Я уцепился за ее руку. В старой липовой аллее как будто стояла дружная супружеская пара, прожившая долгую жизнь в глубоком сердечном единении. Я сказал шепотом: «Ничего, мне лучше». Она, верно, подумала, что настала минута, быть может, неповторимая минута, когда можно откровенно поговорить со мной. Но у нее уже не было сил. Я заметил, что она и сама-то дышит тяжело и неровно. Я хоть и был тяжко болен, но держался стойко, крепился. А она поддавалась болезни, думала только о детях, нисколько не заботилась о себе самой, ей ничего не было нужно. Она хотела что-то сказать и не находила слов, бросала украдкой взгляды на дочь и на внучку, желая, видно, придать себе храбрости. Потом вскинула на меня глаза; я прочел в ее взгляде бесконечную усталость и, пожалуй, сострадание, и, несомненно, ей было еще и стыдно. Должно быть, то, что говорили ночью дети, ее оскорбило.
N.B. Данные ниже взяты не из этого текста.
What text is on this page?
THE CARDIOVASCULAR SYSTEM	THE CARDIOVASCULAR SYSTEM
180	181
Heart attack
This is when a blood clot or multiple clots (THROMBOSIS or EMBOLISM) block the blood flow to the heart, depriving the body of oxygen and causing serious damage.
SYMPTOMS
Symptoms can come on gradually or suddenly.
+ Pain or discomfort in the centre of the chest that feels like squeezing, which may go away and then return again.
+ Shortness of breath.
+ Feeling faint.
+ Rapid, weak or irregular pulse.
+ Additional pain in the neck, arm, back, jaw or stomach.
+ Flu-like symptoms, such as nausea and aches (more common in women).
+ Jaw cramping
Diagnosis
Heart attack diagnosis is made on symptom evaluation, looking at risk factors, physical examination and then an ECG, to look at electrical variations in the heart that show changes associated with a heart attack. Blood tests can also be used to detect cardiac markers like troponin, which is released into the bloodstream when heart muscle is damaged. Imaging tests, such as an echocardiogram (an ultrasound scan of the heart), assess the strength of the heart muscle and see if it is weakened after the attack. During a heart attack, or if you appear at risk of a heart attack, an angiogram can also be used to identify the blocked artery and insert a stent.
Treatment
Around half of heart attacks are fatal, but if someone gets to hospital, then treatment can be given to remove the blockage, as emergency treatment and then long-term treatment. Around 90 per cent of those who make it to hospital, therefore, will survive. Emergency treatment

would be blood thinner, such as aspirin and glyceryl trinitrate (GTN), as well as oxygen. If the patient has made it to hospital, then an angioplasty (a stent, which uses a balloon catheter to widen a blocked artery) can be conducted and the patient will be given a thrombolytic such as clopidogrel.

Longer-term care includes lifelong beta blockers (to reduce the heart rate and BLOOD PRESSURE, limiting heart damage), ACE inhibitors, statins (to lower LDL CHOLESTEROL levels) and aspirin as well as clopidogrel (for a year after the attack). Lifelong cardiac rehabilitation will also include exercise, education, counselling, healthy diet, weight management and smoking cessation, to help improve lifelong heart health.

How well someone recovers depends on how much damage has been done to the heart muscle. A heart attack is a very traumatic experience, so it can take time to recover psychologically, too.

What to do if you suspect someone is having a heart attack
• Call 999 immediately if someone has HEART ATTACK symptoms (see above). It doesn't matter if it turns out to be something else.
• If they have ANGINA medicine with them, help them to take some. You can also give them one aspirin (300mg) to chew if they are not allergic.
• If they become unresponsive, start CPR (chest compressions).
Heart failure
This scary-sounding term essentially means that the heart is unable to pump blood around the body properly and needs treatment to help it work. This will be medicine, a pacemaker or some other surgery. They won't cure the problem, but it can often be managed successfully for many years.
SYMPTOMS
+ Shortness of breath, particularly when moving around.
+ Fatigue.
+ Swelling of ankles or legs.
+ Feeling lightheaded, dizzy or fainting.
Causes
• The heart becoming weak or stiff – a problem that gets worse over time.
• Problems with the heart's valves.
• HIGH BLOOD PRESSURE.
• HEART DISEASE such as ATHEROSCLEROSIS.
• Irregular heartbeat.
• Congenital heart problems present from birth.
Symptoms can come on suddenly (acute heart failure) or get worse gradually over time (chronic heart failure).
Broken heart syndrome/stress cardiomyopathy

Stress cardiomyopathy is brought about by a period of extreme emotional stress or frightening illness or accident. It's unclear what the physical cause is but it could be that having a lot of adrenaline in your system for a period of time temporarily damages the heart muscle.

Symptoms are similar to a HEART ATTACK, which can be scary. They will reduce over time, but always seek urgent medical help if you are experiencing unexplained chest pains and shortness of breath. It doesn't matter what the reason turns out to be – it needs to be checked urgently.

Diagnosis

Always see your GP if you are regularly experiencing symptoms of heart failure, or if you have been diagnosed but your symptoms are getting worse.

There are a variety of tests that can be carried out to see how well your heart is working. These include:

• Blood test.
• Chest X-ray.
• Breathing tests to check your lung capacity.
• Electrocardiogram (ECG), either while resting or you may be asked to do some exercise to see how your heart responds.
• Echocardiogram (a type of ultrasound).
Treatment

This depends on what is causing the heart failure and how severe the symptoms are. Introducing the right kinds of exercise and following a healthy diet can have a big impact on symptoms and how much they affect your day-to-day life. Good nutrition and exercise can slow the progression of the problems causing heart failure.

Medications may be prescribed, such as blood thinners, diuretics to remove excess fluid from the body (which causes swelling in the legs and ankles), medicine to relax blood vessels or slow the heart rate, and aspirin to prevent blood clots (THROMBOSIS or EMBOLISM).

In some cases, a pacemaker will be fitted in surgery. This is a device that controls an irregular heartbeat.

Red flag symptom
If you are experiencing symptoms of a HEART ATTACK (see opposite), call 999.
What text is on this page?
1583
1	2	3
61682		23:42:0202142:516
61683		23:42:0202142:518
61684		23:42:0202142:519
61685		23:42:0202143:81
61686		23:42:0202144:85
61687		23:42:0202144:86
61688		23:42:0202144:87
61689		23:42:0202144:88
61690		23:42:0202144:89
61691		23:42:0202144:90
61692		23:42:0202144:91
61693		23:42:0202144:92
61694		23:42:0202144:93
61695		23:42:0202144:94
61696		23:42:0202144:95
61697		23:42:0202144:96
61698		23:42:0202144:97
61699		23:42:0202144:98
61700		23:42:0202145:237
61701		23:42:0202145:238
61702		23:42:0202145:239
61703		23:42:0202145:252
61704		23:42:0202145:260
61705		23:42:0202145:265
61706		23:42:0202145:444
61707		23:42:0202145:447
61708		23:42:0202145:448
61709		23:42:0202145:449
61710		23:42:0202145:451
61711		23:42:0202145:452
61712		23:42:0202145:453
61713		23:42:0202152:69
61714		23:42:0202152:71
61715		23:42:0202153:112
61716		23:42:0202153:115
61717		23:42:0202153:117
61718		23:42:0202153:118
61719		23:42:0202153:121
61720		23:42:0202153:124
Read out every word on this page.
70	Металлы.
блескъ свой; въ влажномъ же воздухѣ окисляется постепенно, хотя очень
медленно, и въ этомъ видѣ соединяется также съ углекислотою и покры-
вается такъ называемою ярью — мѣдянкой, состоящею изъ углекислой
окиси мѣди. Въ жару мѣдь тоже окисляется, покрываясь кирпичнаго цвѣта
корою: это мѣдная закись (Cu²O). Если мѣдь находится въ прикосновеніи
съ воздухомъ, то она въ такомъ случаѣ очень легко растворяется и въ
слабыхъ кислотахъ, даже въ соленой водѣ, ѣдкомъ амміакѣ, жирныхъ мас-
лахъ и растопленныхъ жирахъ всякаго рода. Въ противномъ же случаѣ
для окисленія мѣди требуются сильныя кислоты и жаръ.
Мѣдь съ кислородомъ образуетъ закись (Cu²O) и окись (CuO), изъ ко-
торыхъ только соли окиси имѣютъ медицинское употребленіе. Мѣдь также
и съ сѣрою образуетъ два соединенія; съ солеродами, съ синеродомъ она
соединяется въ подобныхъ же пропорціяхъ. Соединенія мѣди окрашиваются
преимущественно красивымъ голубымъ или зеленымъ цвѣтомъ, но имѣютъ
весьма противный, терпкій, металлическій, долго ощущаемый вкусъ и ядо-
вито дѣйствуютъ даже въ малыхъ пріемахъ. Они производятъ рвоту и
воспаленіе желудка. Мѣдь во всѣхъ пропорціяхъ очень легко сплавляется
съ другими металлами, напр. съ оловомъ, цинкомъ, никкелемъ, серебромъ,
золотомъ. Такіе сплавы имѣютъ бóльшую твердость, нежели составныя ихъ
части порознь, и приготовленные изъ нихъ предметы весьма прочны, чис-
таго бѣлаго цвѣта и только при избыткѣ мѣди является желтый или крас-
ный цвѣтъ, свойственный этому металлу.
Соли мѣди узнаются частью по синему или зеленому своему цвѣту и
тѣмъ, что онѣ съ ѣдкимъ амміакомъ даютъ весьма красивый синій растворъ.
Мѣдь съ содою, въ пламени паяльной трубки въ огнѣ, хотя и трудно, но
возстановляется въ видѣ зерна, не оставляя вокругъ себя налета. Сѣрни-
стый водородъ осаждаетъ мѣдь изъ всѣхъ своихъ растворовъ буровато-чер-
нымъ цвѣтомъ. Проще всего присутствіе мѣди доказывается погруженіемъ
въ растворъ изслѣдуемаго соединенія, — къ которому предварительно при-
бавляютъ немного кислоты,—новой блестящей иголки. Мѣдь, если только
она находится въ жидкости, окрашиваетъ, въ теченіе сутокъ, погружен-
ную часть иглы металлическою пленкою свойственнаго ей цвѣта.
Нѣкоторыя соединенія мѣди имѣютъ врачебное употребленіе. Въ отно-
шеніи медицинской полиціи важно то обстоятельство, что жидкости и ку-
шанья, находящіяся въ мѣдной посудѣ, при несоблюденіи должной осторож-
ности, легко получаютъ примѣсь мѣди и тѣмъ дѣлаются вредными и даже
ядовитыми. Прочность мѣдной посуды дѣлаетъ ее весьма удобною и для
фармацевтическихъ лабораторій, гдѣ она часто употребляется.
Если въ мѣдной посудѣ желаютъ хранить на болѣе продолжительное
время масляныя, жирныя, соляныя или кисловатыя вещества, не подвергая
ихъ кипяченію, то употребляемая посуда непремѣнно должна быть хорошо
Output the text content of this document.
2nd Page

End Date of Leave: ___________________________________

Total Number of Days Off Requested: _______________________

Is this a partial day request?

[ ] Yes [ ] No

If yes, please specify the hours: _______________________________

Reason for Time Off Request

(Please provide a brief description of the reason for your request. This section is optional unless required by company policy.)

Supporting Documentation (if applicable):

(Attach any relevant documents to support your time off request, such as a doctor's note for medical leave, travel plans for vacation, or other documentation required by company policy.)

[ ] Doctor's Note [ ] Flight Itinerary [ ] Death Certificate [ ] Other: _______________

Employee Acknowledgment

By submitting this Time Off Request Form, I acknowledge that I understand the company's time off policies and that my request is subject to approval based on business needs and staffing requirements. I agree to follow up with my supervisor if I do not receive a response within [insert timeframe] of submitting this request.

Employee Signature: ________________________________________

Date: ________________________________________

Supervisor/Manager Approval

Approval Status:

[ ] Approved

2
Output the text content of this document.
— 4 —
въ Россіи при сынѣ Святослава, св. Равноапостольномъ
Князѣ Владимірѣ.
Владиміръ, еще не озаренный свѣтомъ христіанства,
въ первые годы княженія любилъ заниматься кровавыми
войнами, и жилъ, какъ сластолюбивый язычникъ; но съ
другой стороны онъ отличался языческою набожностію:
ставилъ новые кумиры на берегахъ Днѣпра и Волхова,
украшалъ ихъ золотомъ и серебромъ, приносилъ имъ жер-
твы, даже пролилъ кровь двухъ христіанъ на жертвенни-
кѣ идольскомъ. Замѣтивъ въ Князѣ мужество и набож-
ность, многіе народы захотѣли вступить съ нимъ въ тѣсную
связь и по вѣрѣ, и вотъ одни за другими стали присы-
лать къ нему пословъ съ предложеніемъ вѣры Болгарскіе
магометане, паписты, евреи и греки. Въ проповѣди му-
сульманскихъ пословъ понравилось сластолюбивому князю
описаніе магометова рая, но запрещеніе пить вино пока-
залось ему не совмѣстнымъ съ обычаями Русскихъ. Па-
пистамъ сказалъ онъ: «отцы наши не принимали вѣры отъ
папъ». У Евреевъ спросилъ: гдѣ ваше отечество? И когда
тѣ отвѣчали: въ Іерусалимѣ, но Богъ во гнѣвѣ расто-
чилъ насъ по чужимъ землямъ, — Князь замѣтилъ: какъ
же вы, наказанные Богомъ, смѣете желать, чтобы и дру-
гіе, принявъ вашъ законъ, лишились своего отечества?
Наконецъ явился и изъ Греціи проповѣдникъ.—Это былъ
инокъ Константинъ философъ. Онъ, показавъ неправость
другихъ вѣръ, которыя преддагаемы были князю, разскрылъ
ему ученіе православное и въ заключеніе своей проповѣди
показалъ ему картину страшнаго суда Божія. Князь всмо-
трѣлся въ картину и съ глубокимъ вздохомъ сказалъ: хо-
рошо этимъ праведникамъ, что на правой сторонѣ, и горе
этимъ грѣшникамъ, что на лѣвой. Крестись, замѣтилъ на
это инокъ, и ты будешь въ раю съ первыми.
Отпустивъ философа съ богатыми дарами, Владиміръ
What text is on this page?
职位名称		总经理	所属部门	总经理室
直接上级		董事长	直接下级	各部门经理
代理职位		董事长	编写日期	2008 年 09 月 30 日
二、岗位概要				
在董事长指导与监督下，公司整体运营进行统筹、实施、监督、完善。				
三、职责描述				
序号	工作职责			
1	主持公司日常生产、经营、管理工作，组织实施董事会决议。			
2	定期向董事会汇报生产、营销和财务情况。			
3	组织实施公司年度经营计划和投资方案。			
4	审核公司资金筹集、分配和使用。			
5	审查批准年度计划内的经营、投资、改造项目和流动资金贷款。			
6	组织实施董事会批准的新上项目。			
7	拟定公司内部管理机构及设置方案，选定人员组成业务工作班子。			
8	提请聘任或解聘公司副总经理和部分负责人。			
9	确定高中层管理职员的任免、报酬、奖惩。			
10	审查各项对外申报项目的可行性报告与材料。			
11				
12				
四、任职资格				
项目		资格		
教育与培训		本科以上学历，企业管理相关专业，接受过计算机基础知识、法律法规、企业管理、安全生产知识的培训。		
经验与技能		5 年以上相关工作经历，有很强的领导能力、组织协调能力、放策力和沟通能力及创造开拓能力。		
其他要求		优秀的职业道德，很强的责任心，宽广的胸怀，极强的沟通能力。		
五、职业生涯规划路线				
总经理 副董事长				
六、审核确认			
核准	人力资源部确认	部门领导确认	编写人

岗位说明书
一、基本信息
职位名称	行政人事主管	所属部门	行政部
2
— Право, тревожно на душе. Ну зачем ты один едешь?
Я не ответил, сказал только, что если со мной в дороге случится несчастье, меня перевозить сюда не стоит.
Она взмолилась, чтобы я не намекал на такую страшную возможность И я добавил:
— Слушай, Иза, зачем зря деньги тратить? Кладбищенская земля везде одинакова.
— Что ж, я и сама так думаю, — сказала она со вздохом. — Пусть они похоронят меня, где хотят. Прежде-то я все говорила: «Положите меня возле Мари...» А что теперь осталось от Мари?
Лишний раз я убедился, что для нее наша милая дочка, маленькая Мари, была могильным прахом, горсточкой костей. Я не посмел сказать, что все эти долгие годы дитя мое оставалось для меня живым, что я чувствовал ее дыхание и часто в духоте моей мрачной жизни оно проносилось внезапным чистым дуновением.
Напрасно Женевьева и Янина шпионили и поджидали мать. Она казалась такой усталой. Быть может, перед ней предстало все ничтожество целей ее долголетней борьбы против меня? Женевьева и Гюбер, которых на это толкали их собственные дети, натравливали на меня несчастную старуху Изу Фондодеж — ту, что была когда-то моей невестой и вместе со мной вдыхала благоухание баньерских ночей. Полвека мы с ней сражались. И вот в некий знойный летний день оба противника почувствовали, что, вопреки столь долгой борьбе, их соединяют узы прожитой вместе жизни и старость. Как будто, ненавидя друг друга, мы пришли к одному и тому же месту жизненного пути. Больше ничего не было за этим мысом, где мы ждали смерти. По крайней мере, для меня. У нее еще оставался Бог — Бог-то должен был ей остаться. Все, за что она цеплялась так же алчно, как и я сам, вдруг отпало, исчезли все вожделения, стоявшие стеной между нею и бесконечным. Видит ли она его теперь? Ведь теперь ничто ее не отдаляет от него. Нет, не видит. Осталась преграда — честолюбивые планы и требования ее детей. Она несла в душе бремя их желаний. Ей приходилось быть черствой в угоду им. Денежные заботы, тревога о здоровье детей, их расчеты, их тщеславие и зависть — от этого ей не уйти, все придется начинать заново, как заново решает школьник задачу, когда учитель, перечеркнув листок, напишет: «Переделать».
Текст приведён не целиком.